Thursday, September 16, 2010

The Greatness of Our Friends

One of my responsibilities is to keep our church website up to date. In doing that, it is necessary to inform people of upcoming events. I find it difficult at times to know what to write. One of our church members is an author who will be teaching a ladies’ Bible study class based around her latest book. Before her husband retired from full time pastoring, I knew this author as the wife of a preacher in our local association. But there are many women who first met her through her book “What’s a Girl to Do?” a book that teaches teenage girls biblical principles on how they should handle many of the problems they face. The issue I have is that while I may see this author as just another church member talking about her in that way doesn’t do much to encourage people outside of our church to consider attending the class she is teaching. It’s easy for me to say that she’s just like our other teachers—they’re all great, but how many outsiders would believe that. They’re looking for proof. So I want to talk about her credentials, but I fear I’ll oversell her. I doubt I have anything to fear.

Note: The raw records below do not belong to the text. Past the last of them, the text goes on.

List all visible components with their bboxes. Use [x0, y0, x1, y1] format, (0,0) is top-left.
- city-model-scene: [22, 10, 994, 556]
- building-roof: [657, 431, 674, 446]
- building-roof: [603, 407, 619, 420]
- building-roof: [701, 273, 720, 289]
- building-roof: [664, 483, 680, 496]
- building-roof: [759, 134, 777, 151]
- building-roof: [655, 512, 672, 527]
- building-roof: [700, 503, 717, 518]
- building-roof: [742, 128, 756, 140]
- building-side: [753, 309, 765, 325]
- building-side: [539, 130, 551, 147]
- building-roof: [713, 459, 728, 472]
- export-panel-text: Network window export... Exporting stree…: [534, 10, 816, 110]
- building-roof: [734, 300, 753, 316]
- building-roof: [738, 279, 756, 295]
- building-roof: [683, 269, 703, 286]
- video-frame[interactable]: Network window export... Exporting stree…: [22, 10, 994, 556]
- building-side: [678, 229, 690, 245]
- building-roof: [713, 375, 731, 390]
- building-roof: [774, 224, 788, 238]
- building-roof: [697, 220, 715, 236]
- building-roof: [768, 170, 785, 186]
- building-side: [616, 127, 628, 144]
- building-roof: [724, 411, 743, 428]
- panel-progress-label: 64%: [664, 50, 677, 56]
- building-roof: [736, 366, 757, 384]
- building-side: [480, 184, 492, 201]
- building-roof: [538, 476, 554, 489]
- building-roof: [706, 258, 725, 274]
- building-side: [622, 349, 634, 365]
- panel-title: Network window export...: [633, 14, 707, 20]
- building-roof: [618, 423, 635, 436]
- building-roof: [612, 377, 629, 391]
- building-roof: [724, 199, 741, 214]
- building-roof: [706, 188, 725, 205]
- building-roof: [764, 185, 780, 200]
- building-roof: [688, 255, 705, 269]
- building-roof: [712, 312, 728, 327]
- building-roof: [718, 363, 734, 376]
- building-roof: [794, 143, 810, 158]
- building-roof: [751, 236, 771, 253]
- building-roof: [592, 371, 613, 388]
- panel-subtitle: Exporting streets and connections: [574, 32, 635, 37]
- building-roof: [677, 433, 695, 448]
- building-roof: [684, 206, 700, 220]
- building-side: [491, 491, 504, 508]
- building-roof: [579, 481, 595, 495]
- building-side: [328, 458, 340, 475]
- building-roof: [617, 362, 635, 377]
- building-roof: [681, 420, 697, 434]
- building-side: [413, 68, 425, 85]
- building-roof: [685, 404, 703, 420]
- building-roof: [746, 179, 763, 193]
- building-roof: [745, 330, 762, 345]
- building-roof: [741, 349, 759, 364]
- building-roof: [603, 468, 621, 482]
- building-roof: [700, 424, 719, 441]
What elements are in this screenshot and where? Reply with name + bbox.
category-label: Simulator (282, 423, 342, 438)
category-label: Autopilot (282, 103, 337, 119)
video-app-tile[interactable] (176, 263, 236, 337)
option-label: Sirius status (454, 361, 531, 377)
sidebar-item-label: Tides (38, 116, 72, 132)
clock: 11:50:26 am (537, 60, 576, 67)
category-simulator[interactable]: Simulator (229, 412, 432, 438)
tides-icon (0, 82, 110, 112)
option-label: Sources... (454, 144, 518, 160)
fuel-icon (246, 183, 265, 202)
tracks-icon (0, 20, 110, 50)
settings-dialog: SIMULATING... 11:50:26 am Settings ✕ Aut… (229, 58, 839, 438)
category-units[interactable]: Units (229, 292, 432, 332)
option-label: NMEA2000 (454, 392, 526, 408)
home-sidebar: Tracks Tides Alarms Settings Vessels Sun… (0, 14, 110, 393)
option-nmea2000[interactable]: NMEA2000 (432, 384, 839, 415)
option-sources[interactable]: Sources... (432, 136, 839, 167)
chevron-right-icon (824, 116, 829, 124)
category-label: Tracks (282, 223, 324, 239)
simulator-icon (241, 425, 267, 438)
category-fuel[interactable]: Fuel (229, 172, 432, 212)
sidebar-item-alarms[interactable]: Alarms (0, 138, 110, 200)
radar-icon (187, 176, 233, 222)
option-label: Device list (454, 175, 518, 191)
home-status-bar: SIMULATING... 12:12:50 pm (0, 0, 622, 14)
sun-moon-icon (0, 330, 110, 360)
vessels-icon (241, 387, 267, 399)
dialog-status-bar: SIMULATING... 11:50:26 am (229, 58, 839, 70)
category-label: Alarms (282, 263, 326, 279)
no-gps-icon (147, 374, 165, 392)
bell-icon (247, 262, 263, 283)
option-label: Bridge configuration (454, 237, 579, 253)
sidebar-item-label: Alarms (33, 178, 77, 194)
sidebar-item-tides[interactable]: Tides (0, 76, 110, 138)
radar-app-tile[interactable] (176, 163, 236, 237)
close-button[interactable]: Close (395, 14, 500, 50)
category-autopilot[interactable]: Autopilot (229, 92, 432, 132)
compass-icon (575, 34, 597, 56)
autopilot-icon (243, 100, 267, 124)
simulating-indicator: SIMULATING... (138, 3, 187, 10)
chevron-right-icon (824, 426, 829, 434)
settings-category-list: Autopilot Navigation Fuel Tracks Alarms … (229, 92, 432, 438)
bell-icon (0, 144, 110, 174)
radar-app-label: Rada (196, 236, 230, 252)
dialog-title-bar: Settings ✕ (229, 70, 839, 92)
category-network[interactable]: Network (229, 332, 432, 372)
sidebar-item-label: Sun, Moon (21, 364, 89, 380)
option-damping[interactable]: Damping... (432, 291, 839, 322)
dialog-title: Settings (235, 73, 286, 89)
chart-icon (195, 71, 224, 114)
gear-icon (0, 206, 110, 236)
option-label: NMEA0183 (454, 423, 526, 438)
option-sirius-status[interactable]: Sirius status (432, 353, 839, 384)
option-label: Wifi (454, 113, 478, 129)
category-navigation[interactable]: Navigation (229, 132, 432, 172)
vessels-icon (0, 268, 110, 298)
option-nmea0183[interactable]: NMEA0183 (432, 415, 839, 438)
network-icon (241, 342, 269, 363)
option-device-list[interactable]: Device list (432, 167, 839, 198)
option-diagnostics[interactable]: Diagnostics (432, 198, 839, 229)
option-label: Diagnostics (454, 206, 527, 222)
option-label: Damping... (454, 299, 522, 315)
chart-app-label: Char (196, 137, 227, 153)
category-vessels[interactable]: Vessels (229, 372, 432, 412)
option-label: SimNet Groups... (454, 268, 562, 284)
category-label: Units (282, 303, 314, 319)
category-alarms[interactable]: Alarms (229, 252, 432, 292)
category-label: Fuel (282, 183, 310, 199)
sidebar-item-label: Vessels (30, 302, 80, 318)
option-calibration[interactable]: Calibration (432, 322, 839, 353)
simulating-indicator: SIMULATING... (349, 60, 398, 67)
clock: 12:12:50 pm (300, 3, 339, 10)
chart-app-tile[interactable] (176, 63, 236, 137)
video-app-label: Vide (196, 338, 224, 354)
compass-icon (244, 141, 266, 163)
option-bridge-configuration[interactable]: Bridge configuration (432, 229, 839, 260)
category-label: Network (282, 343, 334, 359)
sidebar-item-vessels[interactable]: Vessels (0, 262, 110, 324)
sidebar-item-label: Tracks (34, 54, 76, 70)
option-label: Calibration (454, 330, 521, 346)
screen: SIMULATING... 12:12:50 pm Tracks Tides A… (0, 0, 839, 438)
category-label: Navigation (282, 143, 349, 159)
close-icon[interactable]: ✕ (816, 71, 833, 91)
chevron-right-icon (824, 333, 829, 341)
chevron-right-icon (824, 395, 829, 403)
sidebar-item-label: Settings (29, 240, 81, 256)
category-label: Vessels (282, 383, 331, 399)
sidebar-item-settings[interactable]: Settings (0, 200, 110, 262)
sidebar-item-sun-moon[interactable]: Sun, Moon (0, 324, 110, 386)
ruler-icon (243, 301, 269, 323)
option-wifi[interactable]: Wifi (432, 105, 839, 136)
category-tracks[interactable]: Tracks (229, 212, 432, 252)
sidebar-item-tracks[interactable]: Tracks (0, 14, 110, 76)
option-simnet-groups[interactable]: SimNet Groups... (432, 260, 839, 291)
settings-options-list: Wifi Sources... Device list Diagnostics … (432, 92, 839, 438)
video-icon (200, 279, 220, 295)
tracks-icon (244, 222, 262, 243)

I think what I see happening here is that I’ve grown up with this idea that the great things people say about other people must be true and none of the people I know personally can possibly be that great. I suspect their friends think the same thing of them. The reason I say that is because I know some people who are absolutely great at what they do. They don’t get the press that some other people get doing the same thing and wouldn’t like it if they did, but that doesn’t mean they are any less great at what they do. In fact, they often impress me as being better at what they do than some of the better known people. It is simply a case of the old inferiority complex directed at one’s closest associates. It’s like school cafeteria food. No matter how well the cooks prepare it, the students will never think it is great.

We have to overcome this inferiority complex and recognize greatness in our friends. That isn’t easy to do, but if we don’t we may not fully appreciate the things that are right under our noses. Worse, we may promote the inferior over the superior.